A inauguração de uma estátua de Cristiano Ronaldo no Funchal, embora notícia, não é um acontecimento surpreendente ou imprevisto.

Para muitos portugueses, nestes tempos de crise e confusão, o jogador surge como uma reserva de esperança, um modelo a seguir pela sua disponibilidade física, perseverança e capacidade de trabalho. Ele foi o emigrante que deixou a sua terra natal a caminho de Lisboa antes de se afirmar na cidade de Manchester, como um desportista de sucesso. A identificação com esta gesta individual, e sobretudo com o corpo que a simboliza, é por isso compreensível e, como tal, facilmente sujeita à manipulação que conhecemos como propaganda. Até uma boa parte daqueles que antipatizam com a personalidade atribuem qualidades ao homem: a defesa da família, o culto do corpo, a capacidade de sacrifício para que a recolha dos frutos se concretize, a humildade do rapaz que diz não ter jeito para discursos.

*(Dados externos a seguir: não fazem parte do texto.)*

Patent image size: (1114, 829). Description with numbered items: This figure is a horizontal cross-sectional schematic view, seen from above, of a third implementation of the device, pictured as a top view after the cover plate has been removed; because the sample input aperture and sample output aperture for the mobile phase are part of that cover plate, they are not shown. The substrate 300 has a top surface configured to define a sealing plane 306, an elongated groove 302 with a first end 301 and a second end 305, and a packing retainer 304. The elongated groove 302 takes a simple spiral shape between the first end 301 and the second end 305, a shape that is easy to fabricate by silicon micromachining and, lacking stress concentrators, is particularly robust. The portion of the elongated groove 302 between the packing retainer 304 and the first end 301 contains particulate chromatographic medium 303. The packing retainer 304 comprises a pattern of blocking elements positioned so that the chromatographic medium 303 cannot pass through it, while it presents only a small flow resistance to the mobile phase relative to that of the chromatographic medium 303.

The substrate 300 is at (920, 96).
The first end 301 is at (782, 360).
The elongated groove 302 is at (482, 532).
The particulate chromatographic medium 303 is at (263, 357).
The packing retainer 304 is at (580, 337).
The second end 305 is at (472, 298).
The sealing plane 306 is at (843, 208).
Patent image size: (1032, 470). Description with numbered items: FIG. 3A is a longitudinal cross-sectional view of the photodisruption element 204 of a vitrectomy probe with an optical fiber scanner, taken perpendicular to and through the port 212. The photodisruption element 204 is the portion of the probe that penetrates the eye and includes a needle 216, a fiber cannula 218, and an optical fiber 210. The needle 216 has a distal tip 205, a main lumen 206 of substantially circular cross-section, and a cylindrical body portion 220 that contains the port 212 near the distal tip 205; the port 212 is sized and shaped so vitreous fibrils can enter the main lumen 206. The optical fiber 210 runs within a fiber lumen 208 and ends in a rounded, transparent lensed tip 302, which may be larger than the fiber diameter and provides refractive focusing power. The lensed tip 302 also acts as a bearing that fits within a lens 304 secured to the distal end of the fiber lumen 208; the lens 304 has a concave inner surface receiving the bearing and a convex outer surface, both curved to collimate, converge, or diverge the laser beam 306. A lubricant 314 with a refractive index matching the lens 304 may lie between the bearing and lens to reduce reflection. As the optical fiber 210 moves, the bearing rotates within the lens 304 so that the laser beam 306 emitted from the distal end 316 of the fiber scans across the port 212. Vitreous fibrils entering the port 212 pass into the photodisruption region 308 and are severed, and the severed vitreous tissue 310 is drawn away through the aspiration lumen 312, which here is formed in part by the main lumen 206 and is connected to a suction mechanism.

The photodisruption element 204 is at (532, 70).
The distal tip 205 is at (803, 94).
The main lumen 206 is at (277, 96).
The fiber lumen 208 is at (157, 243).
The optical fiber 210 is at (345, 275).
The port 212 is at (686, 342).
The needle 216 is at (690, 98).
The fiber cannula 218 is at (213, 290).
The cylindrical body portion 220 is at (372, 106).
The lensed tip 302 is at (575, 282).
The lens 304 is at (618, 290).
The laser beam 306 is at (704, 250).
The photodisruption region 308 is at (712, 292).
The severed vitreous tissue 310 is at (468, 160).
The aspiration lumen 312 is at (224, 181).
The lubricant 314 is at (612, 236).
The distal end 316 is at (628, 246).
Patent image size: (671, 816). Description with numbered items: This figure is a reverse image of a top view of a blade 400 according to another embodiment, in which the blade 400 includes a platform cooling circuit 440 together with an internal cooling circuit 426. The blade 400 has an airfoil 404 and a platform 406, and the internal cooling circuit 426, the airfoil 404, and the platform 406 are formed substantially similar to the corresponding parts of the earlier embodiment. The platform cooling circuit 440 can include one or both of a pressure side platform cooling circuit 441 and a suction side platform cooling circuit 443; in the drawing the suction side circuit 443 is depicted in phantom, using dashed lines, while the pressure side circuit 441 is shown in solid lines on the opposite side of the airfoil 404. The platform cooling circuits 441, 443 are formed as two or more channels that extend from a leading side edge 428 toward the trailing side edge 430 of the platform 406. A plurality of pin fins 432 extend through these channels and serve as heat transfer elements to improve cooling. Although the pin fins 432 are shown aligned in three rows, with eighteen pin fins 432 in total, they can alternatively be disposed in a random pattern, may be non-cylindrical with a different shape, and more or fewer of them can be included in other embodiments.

Mas há outro factor que explica a homenagem do poder político da Madeira. Cristiano Ronaldo é uma estrela pop que compete com outras estrelas pop, quando não as ofusca. Simboliza hoje, como poucos jogadores, o lugar central que o futebol enquanto espectáculo global ocupa no mundo instigado pelo negócio da televisão e a mercadorização do jogo (fenómenos para que a China vai despertando). Nem por acaso, foi num clube pioneiro nessa transformação, protagonista de uma nova ordem transnacional do futebol, que Cristiano Ronaldo se afirmou: o Manchester United, emblema do Norte da Inglaterra, com adeptos espalhados pelo mundo, e gerido em proveito dos grandes bancos da City (como revela Anthony King, em The End of Terraces: The Tansformation of English Football in the 1990s, Leicester University Press, Londres, 1998).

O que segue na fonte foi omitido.